PARQUET-2435: Clarify behavior of DELTA_BINARY_PACKED encoding

Explain when it is best to use DELTA_BINARY_PACKED encoding, and address the issue of using more bits in the encoding than are used in the underlying type being encoded.
apache · Feb 20, 2024 · 3d1b1f7 · 3d1b1f7
1 parent 97ed3ba
commit 3d1b1f7
Showing 1 changed file with 15 additions and 0 deletions.
diff --git a/Encodings.md b/Encodings.md
@@ -179,6 +179,12 @@ This encoding is adapted from the Binary packing described in
 ["Decoding billions of integers per second through vectorization"](http://arxiv.org/pdf/1209.2137v5.pdf)
 by D. Lemire and L. Boytsov.
 
+Delta encoding is best when used on sorted data, or data with runs of repeated
+values. It can also be useful when the range of values is small, such as would
+be the case with INT_8 data. It should *not* be used when the range of the data
+would necessitate the use of large bitwidths, as could be the case with random
+INT32 values.
+
 In delta encoding we make use of variable length integers for storing various
 numbers (not the deltas themselves). For unsigned values, we use ULEB128,
 which is the unsigned version of LEB128 (https://en.wikipedia.org/wiki/LEB128#Unsigned_LEB128).

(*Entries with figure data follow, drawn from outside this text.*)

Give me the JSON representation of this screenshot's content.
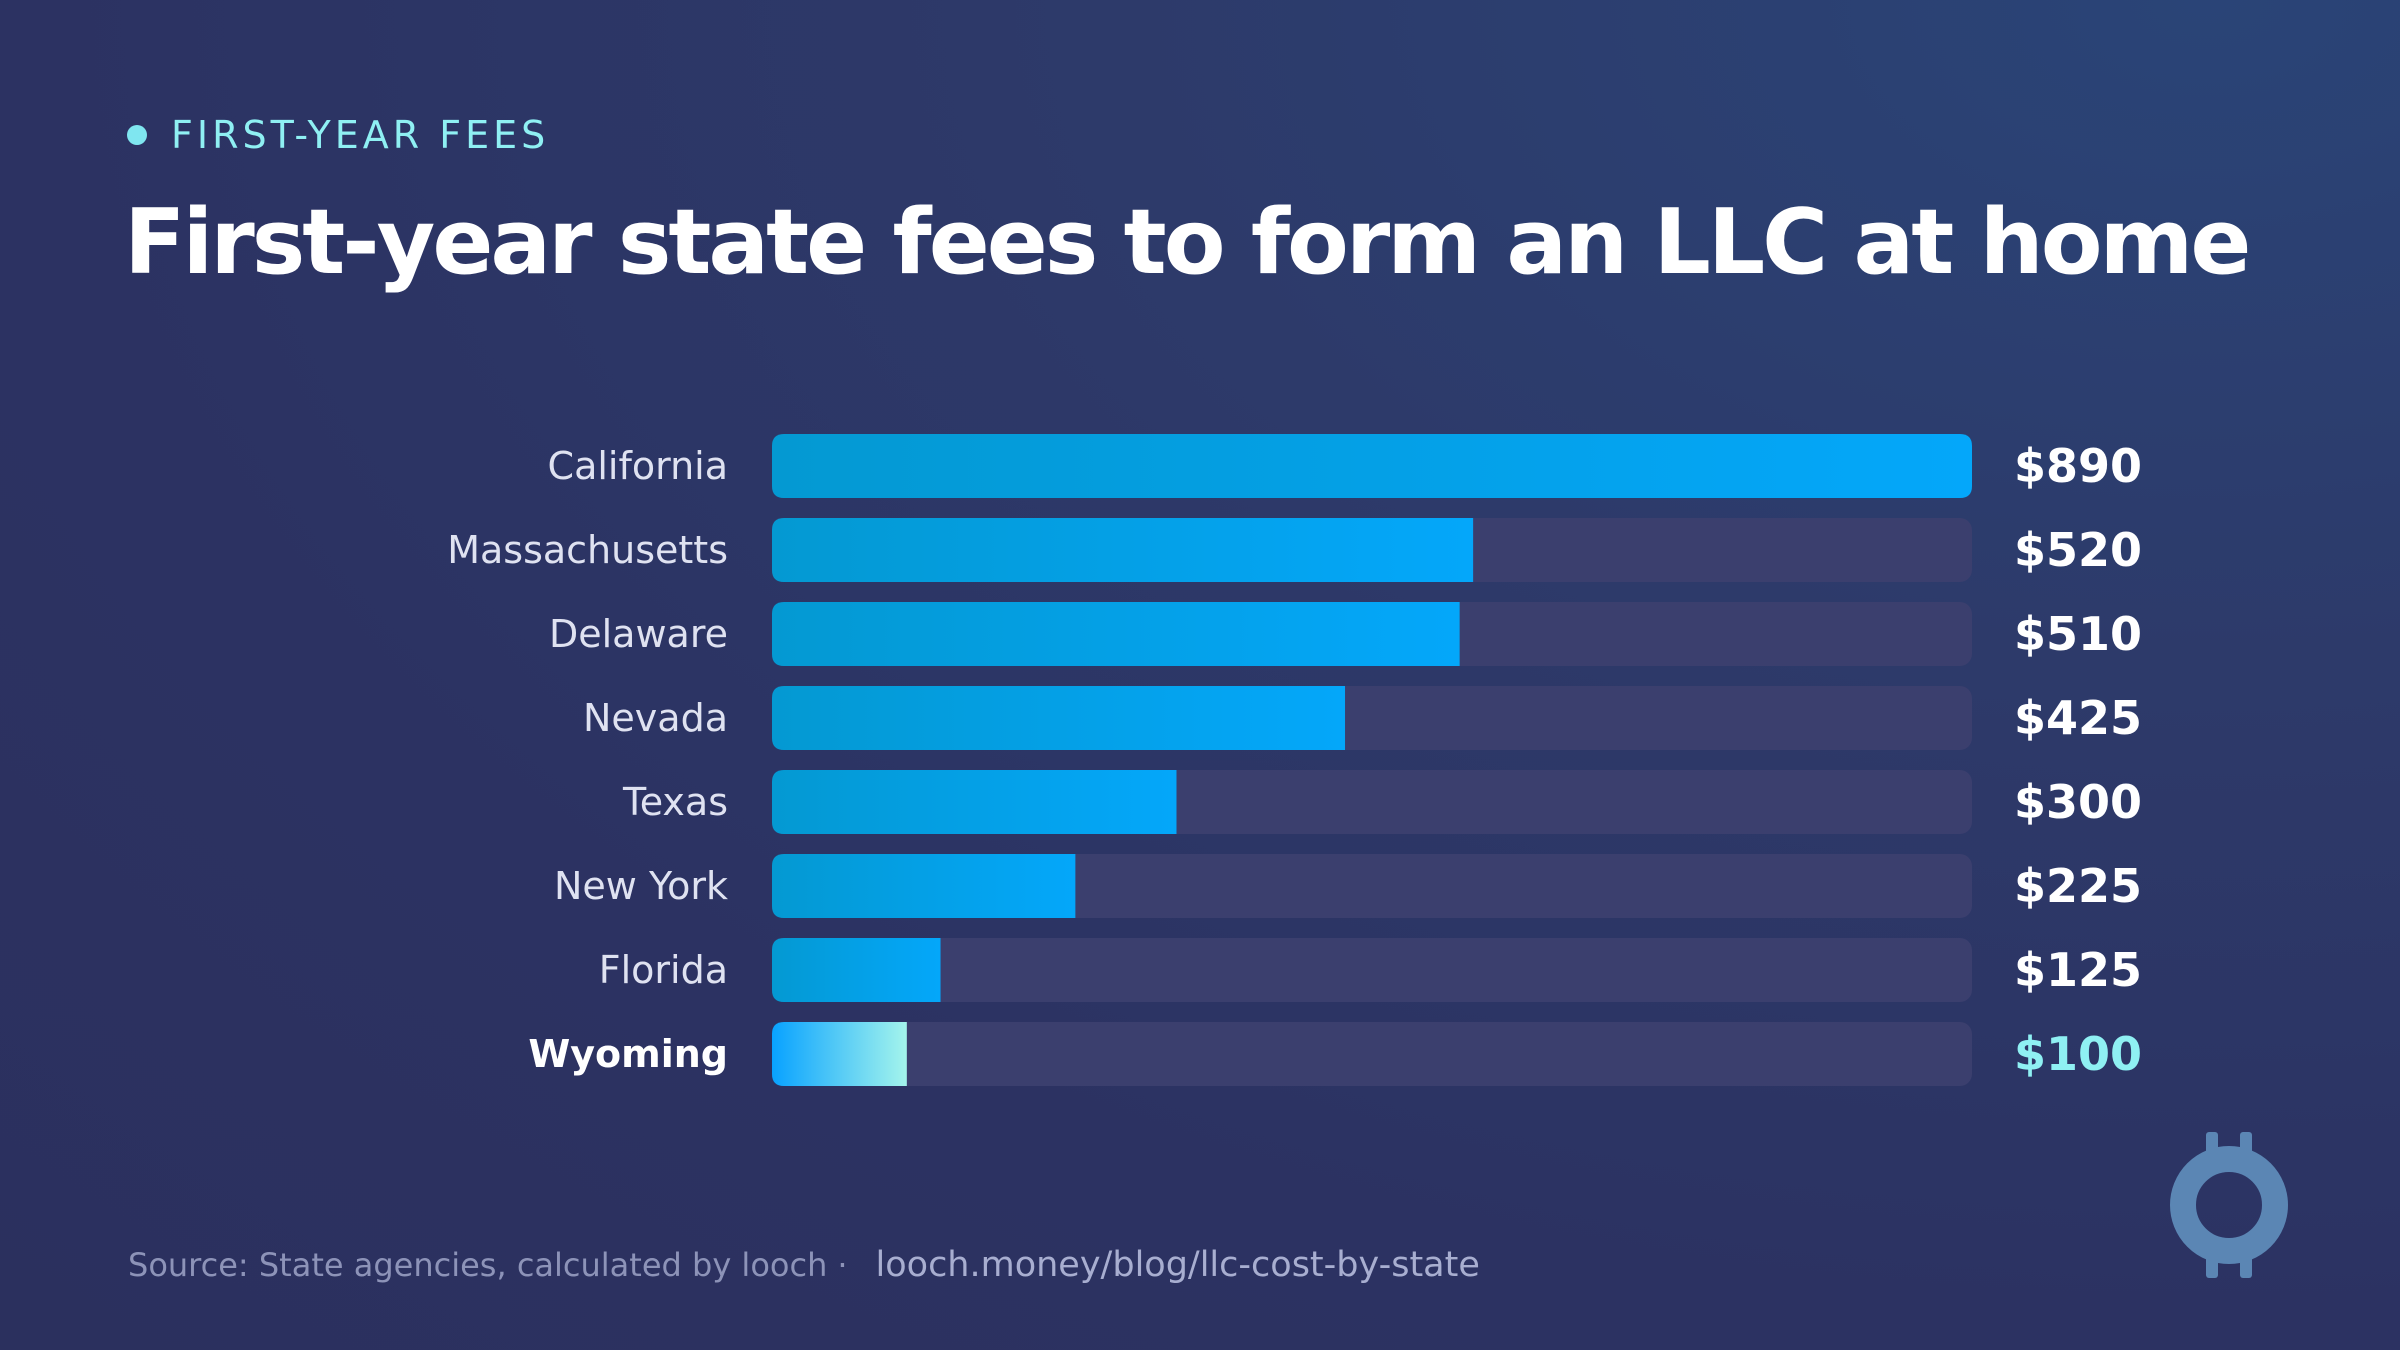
{
  "eyebrow": "FIRST-YEAR FEES",
  "colors": {
    "bar_start": "#0499d2",
    "bar_end": "#04a7fa",
    "highlight_start": "#08a2ff",
    "highlight_end": "#a4f4ec",
    "track": "#3b3f6e",
    "accent_text": "#8ff0f3",
    "background": "#2c3262"
  },
  "chart_data": {
    "type": "bar",
    "orientation": "horizontal",
    "title": "First-year state fees to form an LLC at home",
    "categories": [
      "California",
      "Massachusetts",
      "Delaware",
      "Nevada",
      "Texas",
      "New York",
      "Florida",
      "Wyoming"
    ],
    "values": [
      890,
      520,
      510,
      425,
      300,
      225,
      125,
      100
    ],
    "value_labels": [
      "$890",
      "$520",
      "$510",
      "$425",
      "$300",
      "$225",
      "$125",
      "$100"
    ],
    "highlight": "Wyoming",
    "xlim": [
      0,
      890
    ],
    "grid": false,
    "legend": "none"
  },
  "footer": {
    "source": "Source: State agencies, calculated by looch",
    "separator": "·",
    "url": "looch.money/blog/llc-cost-by-state"
  },
  "logo": {
    "icon": "looch-coin-logo-icon"
  }
}
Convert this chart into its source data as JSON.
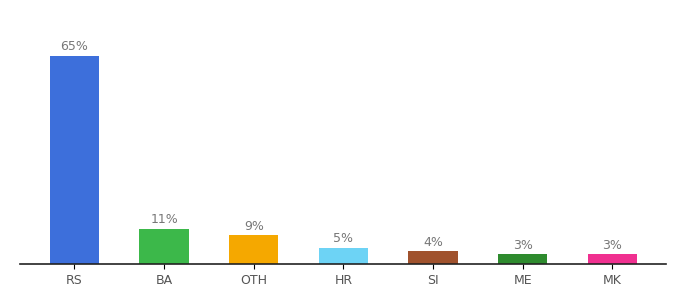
{
  "categories": [
    "RS",
    "BA",
    "OTH",
    "HR",
    "SI",
    "ME",
    "MK"
  ],
  "values": [
    65,
    11,
    9,
    5,
    4,
    3,
    3
  ],
  "bar_colors": [
    "#3d6fdb",
    "#3cb84a",
    "#f5a800",
    "#6dd3f5",
    "#a0522d",
    "#2e8b2e",
    "#f03090"
  ],
  "ylim": [
    0,
    75
  ],
  "bar_width": 0.55,
  "label_fontsize": 9,
  "tick_fontsize": 9,
  "background_color": "#ffffff",
  "label_color": "#777777",
  "tick_color": "#555555",
  "bottom_spine_color": "#222222"
}
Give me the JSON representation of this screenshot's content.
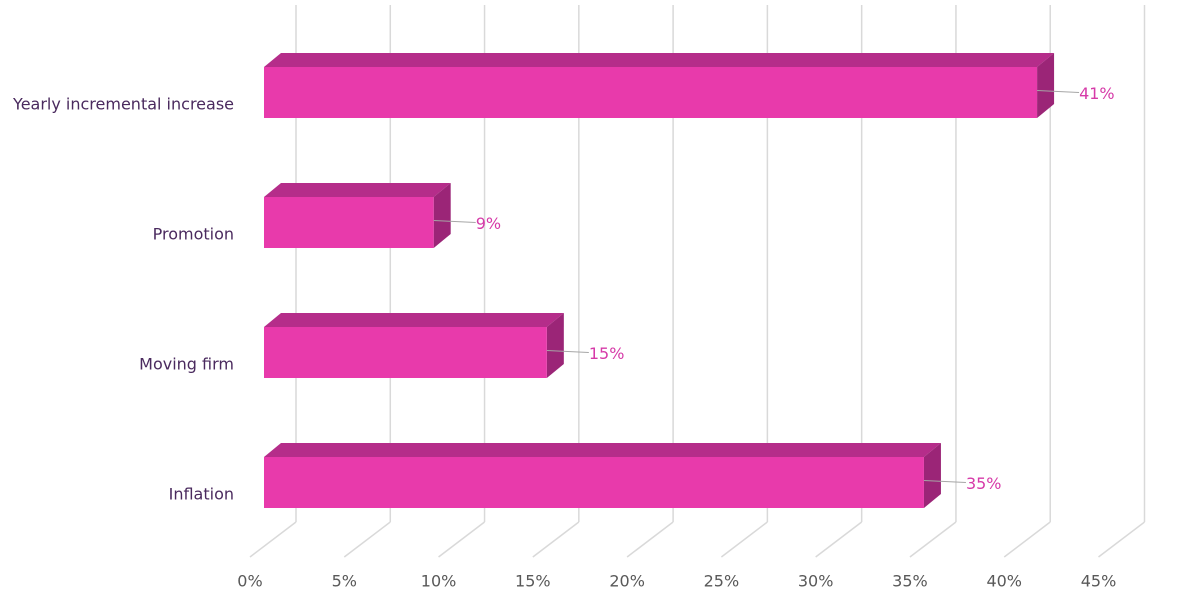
{
  "chart_data": {
    "type": "bar3d-horizontal",
    "categories": [
      "Yearly incremental increase",
      "Promotion",
      "Moving firm",
      "Inflation"
    ],
    "values": [
      41,
      9,
      15,
      35
    ],
    "value_labels": [
      "41%",
      "9%",
      "15%",
      "35%"
    ],
    "color": "#e83aab",
    "xlim": [
      0,
      45
    ],
    "xticks": [
      {
        "value": 0,
        "label": "0%"
      },
      {
        "value": 5,
        "label": "5%"
      },
      {
        "value": 10,
        "label": "10%"
      },
      {
        "value": 15,
        "label": "15%"
      },
      {
        "value": 20,
        "label": "20%"
      },
      {
        "value": 25,
        "label": "25%"
      },
      {
        "value": 30,
        "label": "30%"
      },
      {
        "value": 35,
        "label": "35%"
      },
      {
        "value": 40,
        "label": "40%"
      },
      {
        "value": 45,
        "label": "45%"
      }
    ],
    "grid": true
  }
}
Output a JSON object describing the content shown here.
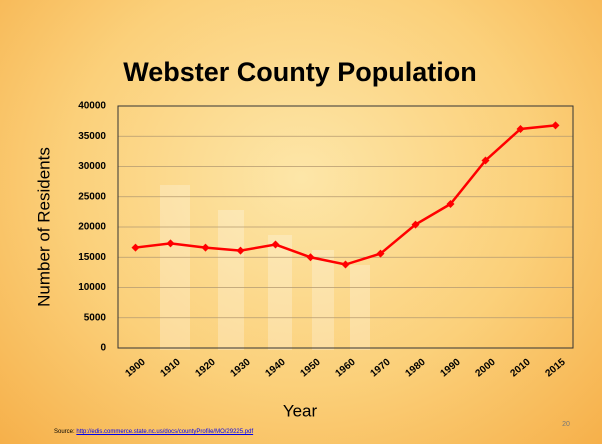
{
  "slide": {
    "page_number": "20",
    "source_label": "Source:",
    "source_url": "http://edis.commerce.state.nc.us/docs/countyProfile/MO/29225.pdf"
  },
  "chart_data": {
    "type": "line",
    "title": "Webster County Population",
    "x_label": "Year",
    "y_label": "Number of Residents",
    "categories": [
      "1900",
      "1910",
      "1920",
      "1930",
      "1940",
      "1950",
      "1960",
      "1970",
      "1980",
      "1990",
      "2000",
      "2010",
      "2015"
    ],
    "series": [
      {
        "name": "Population",
        "color": "#ff0000",
        "values": [
          16600,
          17300,
          16600,
          16100,
          17100,
          15000,
          13800,
          15600,
          20400,
          23800,
          31000,
          36200,
          36800
        ]
      }
    ],
    "ylim": [
      0,
      40000
    ],
    "yticks": [
      0,
      5000,
      10000,
      15000,
      20000,
      25000,
      30000,
      35000,
      40000
    ],
    "grid": true
  }
}
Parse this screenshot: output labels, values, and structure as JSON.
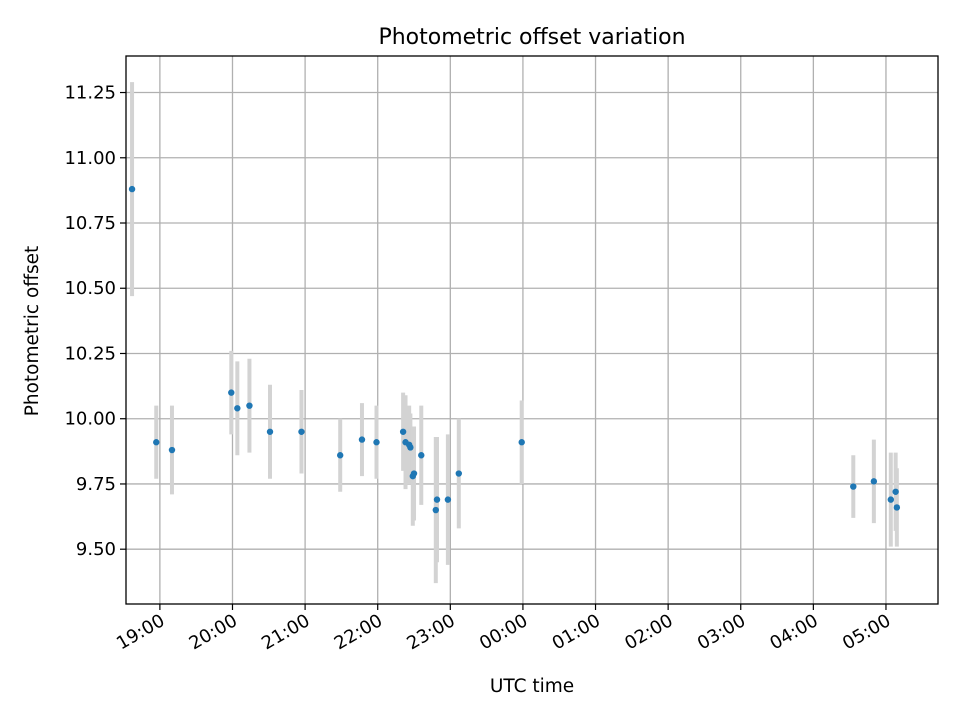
{
  "chart_data": {
    "type": "scatter",
    "title": "Photometric offset variation",
    "xlabel": "UTC time",
    "ylabel": "Photometric offset",
    "x_ticks": [
      "19:00",
      "20:00",
      "21:00",
      "22:00",
      "23:00",
      "00:00",
      "01:00",
      "02:00",
      "03:00",
      "04:00",
      "05:00"
    ],
    "y_ticks": [
      "9.50",
      "9.75",
      "10.00",
      "10.25",
      "10.50",
      "10.75",
      "11.00",
      "11.25"
    ],
    "xlim": [
      "18:32",
      "05:43"
    ],
    "ylim": [
      9.29,
      11.39
    ],
    "grid": true,
    "colors": {
      "point": "#1f77b4",
      "errorbar": "#d3d3d3",
      "grid": "#b0b0b0"
    },
    "series": [
      {
        "points": [
          {
            "x": "18:37",
            "y": 10.88,
            "err": 0.41
          },
          {
            "x": "18:57",
            "y": 9.91,
            "err": 0.14
          },
          {
            "x": "19:10",
            "y": 9.88,
            "err": 0.17
          },
          {
            "x": "19:59",
            "y": 10.1,
            "err": 0.16
          },
          {
            "x": "20:04",
            "y": 10.04,
            "err": 0.18
          },
          {
            "x": "20:14",
            "y": 10.05,
            "err": 0.18
          },
          {
            "x": "20:31",
            "y": 9.95,
            "err": 0.18
          },
          {
            "x": "20:57",
            "y": 9.95,
            "err": 0.16
          },
          {
            "x": "21:29",
            "y": 9.86,
            "err": 0.14
          },
          {
            "x": "21:47",
            "y": 9.92,
            "err": 0.14
          },
          {
            "x": "21:59",
            "y": 9.91,
            "err": 0.14
          },
          {
            "x": "22:21",
            "y": 9.95,
            "err": 0.15
          },
          {
            "x": "22:23",
            "y": 9.91,
            "err": 0.18
          },
          {
            "x": "22:26",
            "y": 9.9,
            "err": 0.15
          },
          {
            "x": "22:27",
            "y": 9.89,
            "err": 0.13
          },
          {
            "x": "22:29",
            "y": 9.78,
            "err": 0.19
          },
          {
            "x": "22:30",
            "y": 9.79,
            "err": 0.18
          },
          {
            "x": "22:36",
            "y": 9.86,
            "err": 0.19
          },
          {
            "x": "22:48",
            "y": 9.65,
            "err": 0.28
          },
          {
            "x": "22:49",
            "y": 9.69,
            "err": 0.24
          },
          {
            "x": "22:58",
            "y": 9.69,
            "err": 0.25
          },
          {
            "x": "23:07",
            "y": 9.79,
            "err": 0.21
          },
          {
            "x": "23:59",
            "y": 9.91,
            "err": 0.16
          },
          {
            "x": "04:33",
            "y": 9.74,
            "err": 0.12
          },
          {
            "x": "04:50",
            "y": 9.76,
            "err": 0.16
          },
          {
            "x": "05:04",
            "y": 9.69,
            "err": 0.18
          },
          {
            "x": "05:08",
            "y": 9.72,
            "err": 0.15
          },
          {
            "x": "05:09",
            "y": 9.66,
            "err": 0.15
          }
        ]
      }
    ]
  }
}
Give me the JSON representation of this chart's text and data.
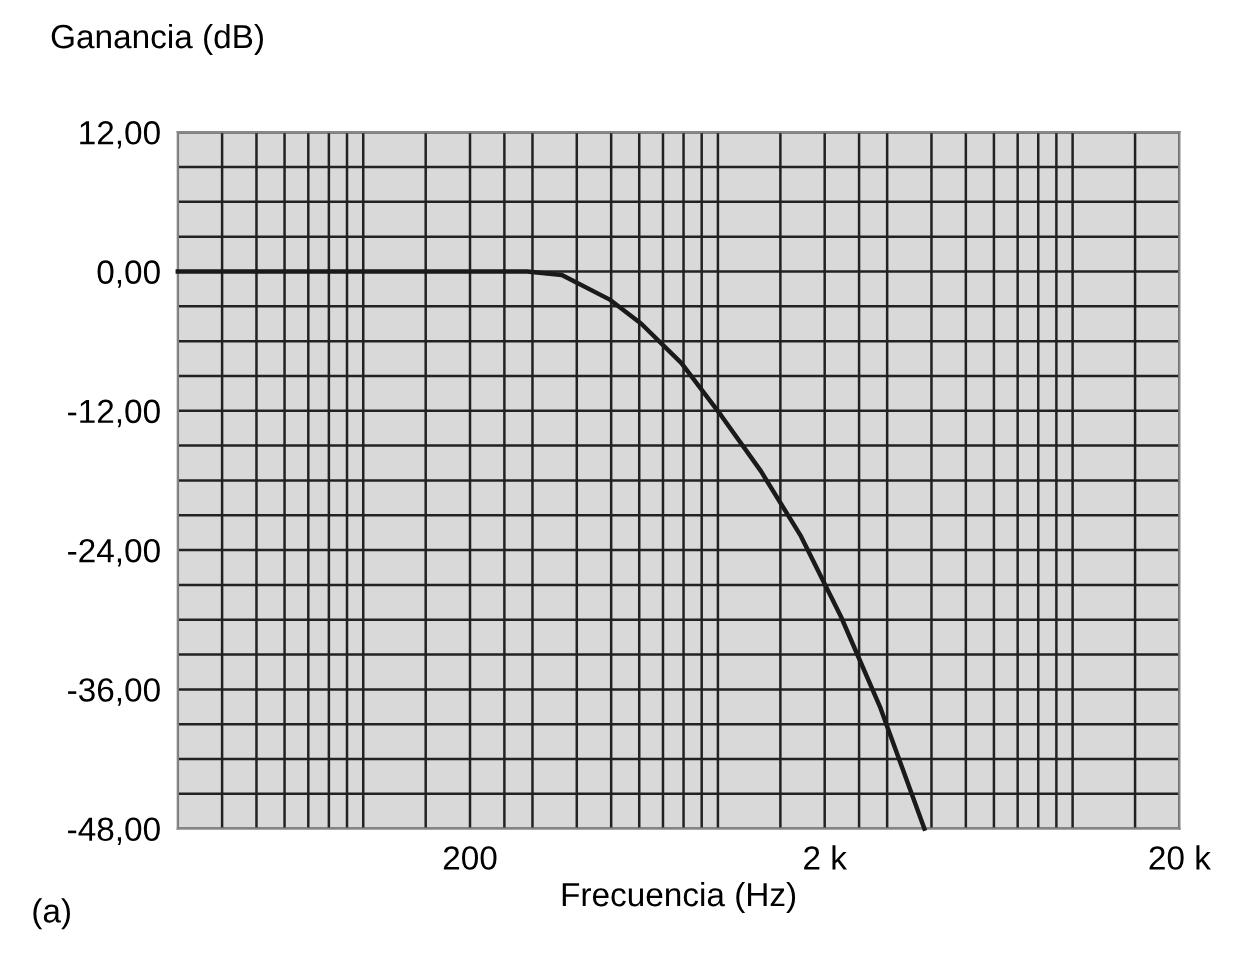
{
  "chart_data": {
    "type": "line",
    "ylabel": "Ganancia (dB)",
    "xlabel": "Frecuencia (Hz)",
    "annotations": [
      "(a)"
    ],
    "log": "x",
    "grid": true,
    "marker": "none",
    "line_style": "solid",
    "xlim": [
      30,
      20000
    ],
    "ylim": [
      -48,
      12
    ],
    "xticks": [
      {
        "value": 200,
        "label": "200"
      },
      {
        "value": 2000,
        "label": "2 k"
      },
      {
        "value": 20000,
        "label": "20 k"
      }
    ],
    "yticks": [
      {
        "value": 12,
        "label": "12,00"
      },
      {
        "value": 0,
        "label": "0,00"
      },
      {
        "value": -12,
        "label": "-12,00"
      },
      {
        "value": -24,
        "label": "-24,00"
      },
      {
        "value": -36,
        "label": "-36,00"
      },
      {
        "value": -48,
        "label": "-48,00"
      }
    ],
    "series": [
      {
        "color": "#1a1a1a",
        "x": [
          30,
          100,
          200,
          290,
          363,
          494,
          608,
          789,
          1021,
          1322,
          1714,
          2220,
          2872,
          3820
        ],
        "values": [
          0,
          0,
          0,
          0,
          -0.3,
          -2.4,
          -4.5,
          -7.9,
          -12.4,
          -17.2,
          -22.8,
          -29.7,
          -37.6,
          -48
        ]
      }
    ]
  }
}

@@ -247,6 +253,15 @@ and handled as wrapping around in 2's complement notation so that the original
 values are correctly restituted. This may require explicit care in some programming
 languages (for example by doing all arithmetic in the unsigned domain).
 
+One strategy that might be employed to avoid the above mentioned overflow is to
+perform the subtraction utilizing integers with a larger number of bits. For example,
+while encoding INT32 data one might choose to perform arithmetic operations using
+64-bit integers. This can lead to situtations where the number of bits used to encode
+the resulting deltas is greater than the number of bits used to represent the input
+values. While this behavior is allowed, data produced in this manner may not be
+supported by all readers. For this reason, it is suggested that encoders use no more
+than 32 bits to encode INT32 data, and no more than 64 bits when encoding INT64 data.
+
 The following examples use 8 as the block size to keep the examples short,
 but in real cases it would be invalid.